LangSmith traces are automatically activated (if configured), offering transparency and debugging support. Visual graphs of each flow are saved and can be used to understand how data and decisions propagate through the agents.

Example Usage

When main.py is ran, the graph would be run and the user will be prompted to navigate to their desired use case.

Issues faced:

One of the primary technical challenges was coordinating multiple agents and state transitions within LangGraph. Ensuring that each agent could pass outputs in the correct structure, while also enabling looping (especially in the writer–critic process), required careful definition of the shared state and transitions.

Another practical limitation encountered during testing was the restriction imposed by the free HuggingFace inference tier. Model usage often exceeded the quota during development, suggesting that a paid plan or local hosting (e.g., via Ollama) may be necessary for long-term use or scalability.
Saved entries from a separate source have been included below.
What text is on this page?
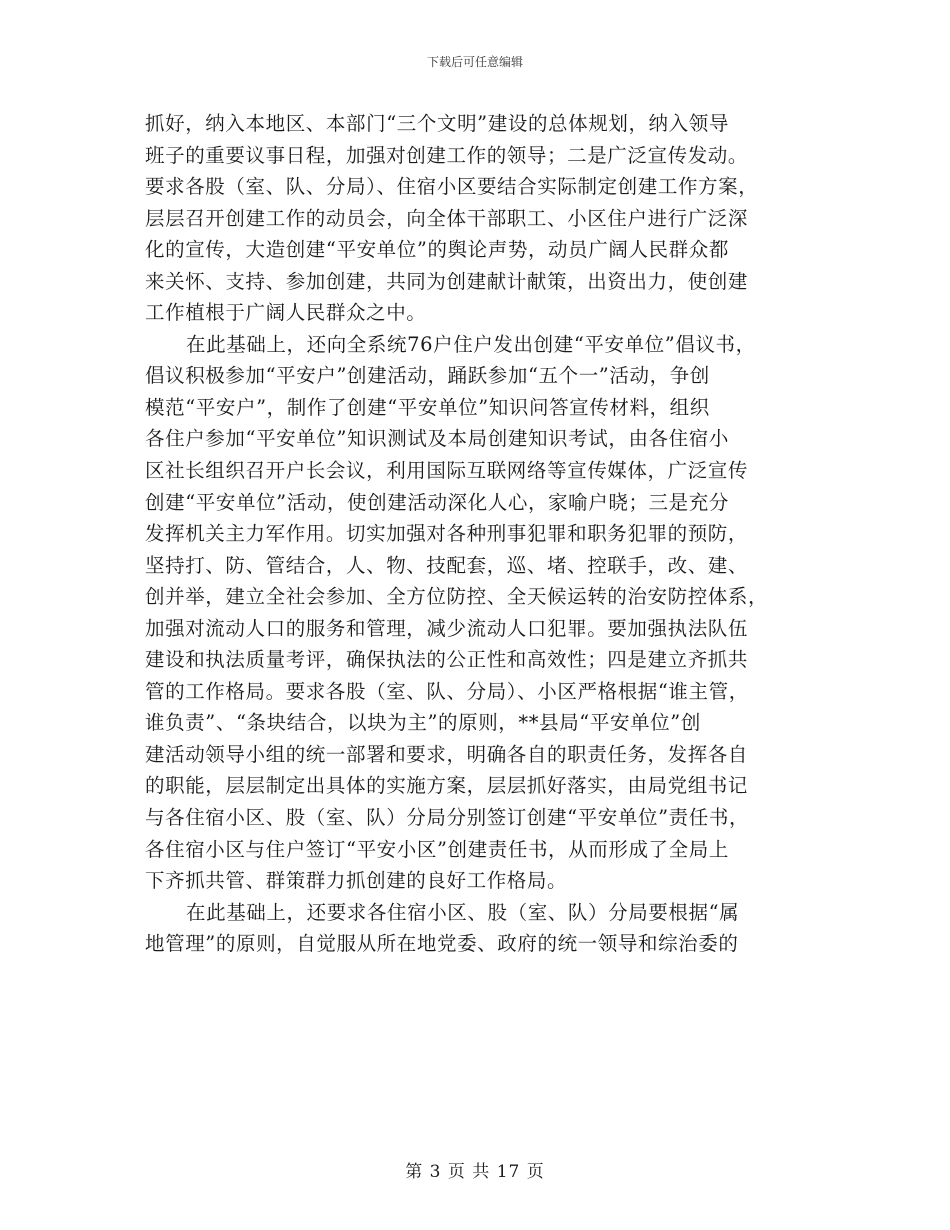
下载后可任意编辑
抓好，纳入本地区、本部门“三个文明”建设的总体规划，纳入领导
班子的重要议事日程，加强对创建工作的领导；二是广泛宣传发动。
要求各股（室、队、分局）、住宿小区要结合实际制定创建工作方案，
层层召开创建工作的动员会，向全体干部职工、小区住户进行广泛深
化的宣传，大造创建“平安单位”的舆论声势，动员广阔人民群众都
来关怀、支持、参加创建，共同为创建献计献策，出资出力，使创建
工作植根于广阔人民群众之中。
在此基础上，还向全系统76户住户发出创建“平安单位”倡议书，
倡议积极参加“平安户”创建活动，踊跃参加“五个一”活动，争创
模范“平安户”，制作了创建“平安单位”知识问答宣传材料，组织
各住户参加“平安单位”知识测试及本局创建知识考试，由各住宿小
区社长组织召开户长会议，利用国际互联网络等宣传媒体，广泛宣传
创建“平安单位”活动，使创建活动深化人心，家喻户晓；三是充分
发挥机关主力军作用。切实加强对各种刑事犯罪和职务犯罪的预防，
坚持打、防、管结合，人、物、技配套，巡、堵、控联手，改、建、
创并举，建立全社会参加、全方位防控、全天候运转的治安防控体系，
加强对流动人口的服务和管理，减少流动人口犯罪。要加强执法队伍
建设和执法质量考评，确保执法的公正性和高效性；四是建立齐抓共
管的工作格局。要求各股（室、队、分局）、小区严格根据“谁主管，
谁负责”、“条块结合，以块为主”的原则，**县局“平安单位”创
建活动领导小组的统一部署和要求，明确各自的职责任务，发挥各自
的职能，层层制定出具体的实施方案，层层抓好落实，由局党组书记
与各住宿小区、股（室、队）分局分别签订创建“平安单位”责任书，
各住宿小区与住户签订“平安小区”创建责任书，从而形成了全局上
下齐抓共管、群策群力抓创建的良好工作格局。
在此基础上，还要求各住宿小区、股（室、队）分局要根据“属
地管理”的原则，自觉服从所在地党委、政府的统一领导和综治委的
第 3 页 共 17 页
Additionally, URLs passed to the summarizer must be publicly accessible and not behind authentication; MDPI open-access research articles worked reliably.

Finally, although LangGraph provides robust agent orchestration, more agent-specialized libraries like CrewAI may offer more flexibility for similar future projects.

Conclusion

The Agentic Research Abstract Generator and Web Content Summariser demonstrates how agent-based AI systems can be constructed using LangGraph and LLMs to streamline core research tasks. Through a combination of interactive interfaces, modular agent design, and iterative refinement loops, the system provides both a functional tool and a reference architecture for future research assistant agents.

It shows how tools such as; LangChain, HuggingFace, and LangSmith can be orchestrated into a cohesive workflow that is both transparent and extensible. Whether used as a base for academic support tools or a playground for experimenting with agentic reasoning, the project highlights the potential of graph-based AI orchestration in research automation.

License

This project is licensed under the MIT License. See the LICENSE file for more details.